Antaeotricha enodata

Scientific classification
- Domain: Eukaryota
- Kingdom: Animalia
- Phylum: Arthropoda
- Class: Insecta
- Order: Lepidoptera
- Family: Depressariidae
- Genus: Antaeotricha
- Species: A. enodata
- Binomial name: Antaeotricha enodata Meyrick, 1916

= Antaeotricha enodata =

- Authority: Meyrick, 1916

Species of moth

Antaeotricha enodata is a species of moth of the family Depressariidae. It is found in French Guiana.

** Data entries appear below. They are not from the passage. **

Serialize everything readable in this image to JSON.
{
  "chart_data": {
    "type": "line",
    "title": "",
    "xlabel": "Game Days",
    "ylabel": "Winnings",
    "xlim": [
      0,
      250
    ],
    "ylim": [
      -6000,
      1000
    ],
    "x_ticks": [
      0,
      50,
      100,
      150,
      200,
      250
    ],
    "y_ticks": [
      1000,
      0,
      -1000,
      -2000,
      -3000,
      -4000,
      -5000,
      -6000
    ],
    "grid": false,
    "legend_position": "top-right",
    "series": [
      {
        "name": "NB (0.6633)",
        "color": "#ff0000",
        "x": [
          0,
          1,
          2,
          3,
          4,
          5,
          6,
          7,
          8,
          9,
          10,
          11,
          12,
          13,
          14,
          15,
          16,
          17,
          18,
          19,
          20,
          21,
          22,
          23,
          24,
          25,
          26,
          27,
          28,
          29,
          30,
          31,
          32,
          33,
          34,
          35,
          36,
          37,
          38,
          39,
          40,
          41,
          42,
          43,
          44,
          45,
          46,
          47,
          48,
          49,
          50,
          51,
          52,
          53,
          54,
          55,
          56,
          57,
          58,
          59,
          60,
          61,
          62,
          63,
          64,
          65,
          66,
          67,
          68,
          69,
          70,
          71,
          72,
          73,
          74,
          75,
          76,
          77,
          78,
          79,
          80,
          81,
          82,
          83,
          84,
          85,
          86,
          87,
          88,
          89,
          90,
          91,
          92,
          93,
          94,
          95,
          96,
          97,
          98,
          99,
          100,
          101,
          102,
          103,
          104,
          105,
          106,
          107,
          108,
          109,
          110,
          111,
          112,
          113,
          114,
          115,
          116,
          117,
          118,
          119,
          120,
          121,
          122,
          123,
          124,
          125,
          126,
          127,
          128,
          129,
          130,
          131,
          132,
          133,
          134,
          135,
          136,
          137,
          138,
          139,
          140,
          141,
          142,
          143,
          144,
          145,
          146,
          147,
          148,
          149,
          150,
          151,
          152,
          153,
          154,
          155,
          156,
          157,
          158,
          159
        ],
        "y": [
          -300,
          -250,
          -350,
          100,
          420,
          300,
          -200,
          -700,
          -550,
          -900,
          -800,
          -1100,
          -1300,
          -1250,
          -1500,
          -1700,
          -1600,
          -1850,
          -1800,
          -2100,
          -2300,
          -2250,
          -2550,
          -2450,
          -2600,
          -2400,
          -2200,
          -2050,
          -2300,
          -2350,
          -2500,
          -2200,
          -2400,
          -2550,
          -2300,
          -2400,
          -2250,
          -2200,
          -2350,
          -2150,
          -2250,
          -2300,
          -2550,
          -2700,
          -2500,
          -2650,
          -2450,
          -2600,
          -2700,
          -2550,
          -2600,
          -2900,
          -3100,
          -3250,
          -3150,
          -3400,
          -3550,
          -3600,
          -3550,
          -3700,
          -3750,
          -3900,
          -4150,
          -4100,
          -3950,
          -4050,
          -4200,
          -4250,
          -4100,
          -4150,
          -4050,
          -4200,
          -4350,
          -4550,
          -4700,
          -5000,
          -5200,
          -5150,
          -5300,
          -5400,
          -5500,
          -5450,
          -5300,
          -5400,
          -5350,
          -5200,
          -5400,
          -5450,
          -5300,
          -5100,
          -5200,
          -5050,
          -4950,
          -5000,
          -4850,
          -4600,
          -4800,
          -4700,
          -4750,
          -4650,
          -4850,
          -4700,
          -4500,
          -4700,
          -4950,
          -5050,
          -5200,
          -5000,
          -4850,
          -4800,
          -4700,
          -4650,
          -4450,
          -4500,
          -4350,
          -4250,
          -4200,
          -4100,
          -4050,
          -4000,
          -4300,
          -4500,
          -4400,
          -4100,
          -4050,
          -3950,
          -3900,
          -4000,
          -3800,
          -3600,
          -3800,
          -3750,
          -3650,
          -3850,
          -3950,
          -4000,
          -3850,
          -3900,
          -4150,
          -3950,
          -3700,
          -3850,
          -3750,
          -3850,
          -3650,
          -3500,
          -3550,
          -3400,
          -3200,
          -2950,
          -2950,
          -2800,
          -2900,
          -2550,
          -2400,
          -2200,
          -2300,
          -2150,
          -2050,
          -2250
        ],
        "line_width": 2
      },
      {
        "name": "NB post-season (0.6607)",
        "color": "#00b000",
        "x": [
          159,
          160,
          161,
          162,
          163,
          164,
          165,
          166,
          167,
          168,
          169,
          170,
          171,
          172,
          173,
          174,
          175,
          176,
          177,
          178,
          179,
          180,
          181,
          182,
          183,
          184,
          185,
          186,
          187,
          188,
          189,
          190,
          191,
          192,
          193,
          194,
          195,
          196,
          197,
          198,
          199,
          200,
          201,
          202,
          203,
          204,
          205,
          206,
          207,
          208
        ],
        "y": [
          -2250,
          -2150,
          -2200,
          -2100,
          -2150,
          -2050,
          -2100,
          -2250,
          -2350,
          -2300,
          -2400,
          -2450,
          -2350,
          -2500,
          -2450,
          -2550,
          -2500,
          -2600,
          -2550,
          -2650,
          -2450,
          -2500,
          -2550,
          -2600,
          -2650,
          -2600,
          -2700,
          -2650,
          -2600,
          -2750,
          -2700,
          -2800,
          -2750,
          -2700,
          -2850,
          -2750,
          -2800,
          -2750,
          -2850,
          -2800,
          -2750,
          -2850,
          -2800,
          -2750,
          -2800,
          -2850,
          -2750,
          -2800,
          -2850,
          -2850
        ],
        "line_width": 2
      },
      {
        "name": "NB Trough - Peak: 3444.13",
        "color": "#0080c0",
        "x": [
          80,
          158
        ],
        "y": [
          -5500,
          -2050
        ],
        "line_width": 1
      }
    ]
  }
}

The wingspan is 24–27 mm. The forewings are grey with a basal patch of fuscous suffusion, browner towards the dorsum, the edge running from one-fourth of the costa to one-third of the dorsum, rather irregular. There is a suffused white patch occupying more or less the width of the costal area from this to beyond the middle and a very irregular rather curved whitish streak from three-fifths of the costa to four-fifths of the dorsum, sometimes partially confluent in the disc with the preceding. A small cloudy dark fuscous spot is found on the dorsum beyond the middle and there is a slightly curved cloudy white line from four-fifths of the costa to the tornus, somewhat indented near the costa. There is also a cloudy white line along the termen. The hindwings are rather dark grey, with the costa rather expanded from the base to two-thirds, with a strong broad projection of rough scales before the middle suffused with grey beneath, and a long whitish subcostal hairpencil from the base lying beneath the forewings.